Sue Davis, associate professor and chair of the political science department, is acutely familiar with the worries that haunt her students. Sure, there’s all the reading, research, writing, and testing that she and her fellow professors assign (and none of it is easy). But students are also, and quite naturally, concerned with what happens after all that work—when the diploma is in hand and a new chapter of life begins. How do they find a job? And where do they look? What’s the best way to build a network? Should they consider a master’s degree? When? The list goes on…

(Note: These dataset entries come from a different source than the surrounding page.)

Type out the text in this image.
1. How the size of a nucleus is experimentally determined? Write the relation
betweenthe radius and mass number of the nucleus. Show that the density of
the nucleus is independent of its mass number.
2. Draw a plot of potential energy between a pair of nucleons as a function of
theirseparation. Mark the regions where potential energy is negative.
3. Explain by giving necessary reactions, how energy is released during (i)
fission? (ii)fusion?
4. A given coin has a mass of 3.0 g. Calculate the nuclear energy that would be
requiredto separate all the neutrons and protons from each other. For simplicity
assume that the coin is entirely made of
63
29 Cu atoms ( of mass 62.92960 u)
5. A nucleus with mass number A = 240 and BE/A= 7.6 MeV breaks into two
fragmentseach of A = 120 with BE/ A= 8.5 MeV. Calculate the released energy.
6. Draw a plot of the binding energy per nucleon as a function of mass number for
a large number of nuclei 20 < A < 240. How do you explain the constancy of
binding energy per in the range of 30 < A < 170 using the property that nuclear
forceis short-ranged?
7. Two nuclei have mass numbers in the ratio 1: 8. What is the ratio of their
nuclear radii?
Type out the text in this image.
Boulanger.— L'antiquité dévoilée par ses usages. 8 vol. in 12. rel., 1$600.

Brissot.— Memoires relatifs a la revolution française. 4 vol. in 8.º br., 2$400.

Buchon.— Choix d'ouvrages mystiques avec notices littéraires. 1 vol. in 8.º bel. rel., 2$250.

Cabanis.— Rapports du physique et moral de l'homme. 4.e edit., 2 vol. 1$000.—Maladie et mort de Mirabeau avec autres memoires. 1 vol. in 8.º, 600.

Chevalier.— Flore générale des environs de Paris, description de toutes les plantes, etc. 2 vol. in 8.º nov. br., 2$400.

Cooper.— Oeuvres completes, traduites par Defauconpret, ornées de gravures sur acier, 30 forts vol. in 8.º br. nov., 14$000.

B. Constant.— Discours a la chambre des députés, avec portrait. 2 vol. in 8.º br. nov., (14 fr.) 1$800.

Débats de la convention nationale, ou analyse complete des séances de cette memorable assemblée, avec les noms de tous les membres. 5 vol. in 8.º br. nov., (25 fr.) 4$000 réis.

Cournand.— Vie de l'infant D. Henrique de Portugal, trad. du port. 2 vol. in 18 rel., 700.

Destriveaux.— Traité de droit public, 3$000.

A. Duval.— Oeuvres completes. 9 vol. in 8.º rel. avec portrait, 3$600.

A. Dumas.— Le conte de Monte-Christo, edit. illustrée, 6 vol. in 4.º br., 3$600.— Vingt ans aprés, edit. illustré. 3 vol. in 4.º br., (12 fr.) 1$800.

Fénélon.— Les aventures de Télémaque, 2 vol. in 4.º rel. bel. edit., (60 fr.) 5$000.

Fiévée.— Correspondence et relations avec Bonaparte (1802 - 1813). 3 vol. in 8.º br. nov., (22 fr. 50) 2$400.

So to help political science majors consider the possibilities, last week the department welcomed back four alumni who have graduated within the previous seven years but otherwise have followed very different paths. They included Marc Anderson ’07, an analyst at OpenChime.com and M.B.A. candidate at the University of Chicago; Julie Black ’05, former DCGA president, former intern and staffer to Senator Richard Lugar ’54, and current senior public policy specialist at Patton Boggs LLC; Adam Crowther ’07, public policy research analyst at Northwestern University who holds a master’s from Duke University; and Meghan Hofert-Gebhardt ’07, who received her M.Ed. in higher education administration from Loyola and is currently a manager at the Academy of Nutrition and Dietetics.

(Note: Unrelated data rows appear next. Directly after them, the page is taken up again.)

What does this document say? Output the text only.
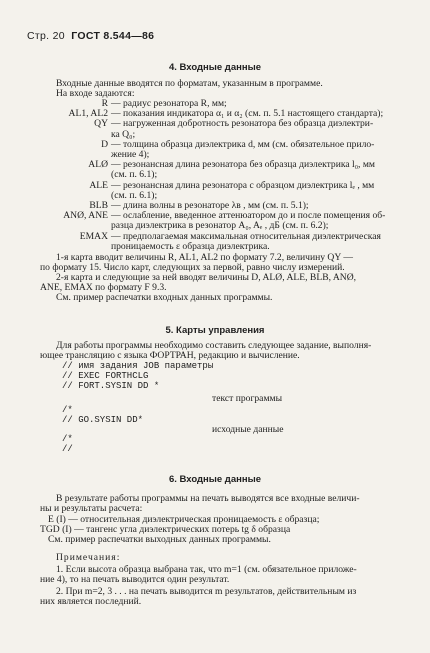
Стр. 20 ГОСТ 8.544—86
4. Входные данные
Входные данные вводятся по форматам, указанным в программе.
На входе задаются:
R — радиус резонатора R, мм;
AL1, AL2 — показания индикатора α₁ и α₂ (см. п. 5.1 настоящего стандарта);
QY — нагруженная добротность резонатора без образца диэлектри-
ка Q₀;
D — толщина образца диэлектрика d, мм (см. обязательное прило-
жение 4);
ALØ — резонансная длина резонатора без образца диэлектрика l₀, мм
(см. п. 6.1);
ALE — резонансная длина резонатора с образцом диэлектрика lₑ , мм
(см. п. 6.1);
BLB — длина волны в резонаторе λв , мм (см. п. 5.1);
ANØ, ANE — ослабление, введенное аттенюатором до и после помещения об-
разца диэлектрика в резонатор A₀, Aₑ , дБ (см. п. 6.2);
EMAX — предполагаемая максимальная относительная диэлектрическая
проницаемость ε образца диэлектрика.
1-я карта вводит величины R, AL1, AL2 по формату 7.2, величину QY —
по формату 15. Число карт, следующих за первой, равно числу измерений.
2-я карта и следующие за ней вводят величины D, ALØ, ALE, BLB, ANØ,
ANE, EMAX по формату F 9.3.
См. пример распечатки входных данных программы.
5. Карты управления
Для работы программы необходимо составить следующее задание, выполня-
ющее трансляцию с языка ФОРТРАН, редакцию и вычисление.
// имя задания JOB параметры
// EXEC FORTHCLG
// FORT.SYSIN DD *
текст программы
/*
// GO.SYSIN DD*
исходные данные
/*
//
6. Входные данные
В результате работы программы на печать выводятся все входные величи-
ны и результаты расчета:
E (I) — относительная диэлектрическая проницаемость ε образца;
TGD (I) — тангенс угла диэлектрических потерь tg δ образца
См. пример распечатки выходных данных программы.
Примечания:
1. Если высота образца выбрана так, что m=1 (см. обязательное приложе-
ние 4), то на печать выводится один результат.
2. При m=2, 3 . . . на печать выводится m результатов, действительным из
них является последний.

Each had their own story to tell, and all had individual and collective wisdom to share with current students. Here’s just a touch of their advice:
- Most master’s programs will want you to have a couple of years of some kind of experience. Put that time to use to think about what you’re interested in and why, and explore those options.
- Learning what’s meaningful and important takes time. Don’t panic if you don’t discover or know that right away.
- Don’t be afraid to try new things. Sometimes you can’t move ahead in a field without getting away from it and getting additional experience.
- Go to Denison’s Writing Center. Of all the skills you’ll need, one of the most important is being able to communicate clearly and effectively in writing.
- But also work on leadership and verbal communication, and especially all those things you may not be comfortable with. Take time to learn your strengths and weaknesses and know how to use them.
- Be very mindful of your social networking presence. A lot of potential employers will judge you based on what they learn about you from your digital history.
- Don’t rule out starting your own business someday. Denison has a strong tradition of entrepreneurs, who have what it takes to succeed because, in part, of what they learned here.
- Alumni are generally very responsive to students and young alumni who are trying to network. Just do so with a purpose, do your research and know why you want to reach out to someone.
- Don’t be over-zealous in networking, but don’t let your contacts become idle. Try to check in with people at least once or twice a year, just to keep them in the loop and let them know you’re thinking of them.
- Wherever you go, whatever you do, try to be prepared to make the “elevator speech” for who you are and how you can bring value to someone else.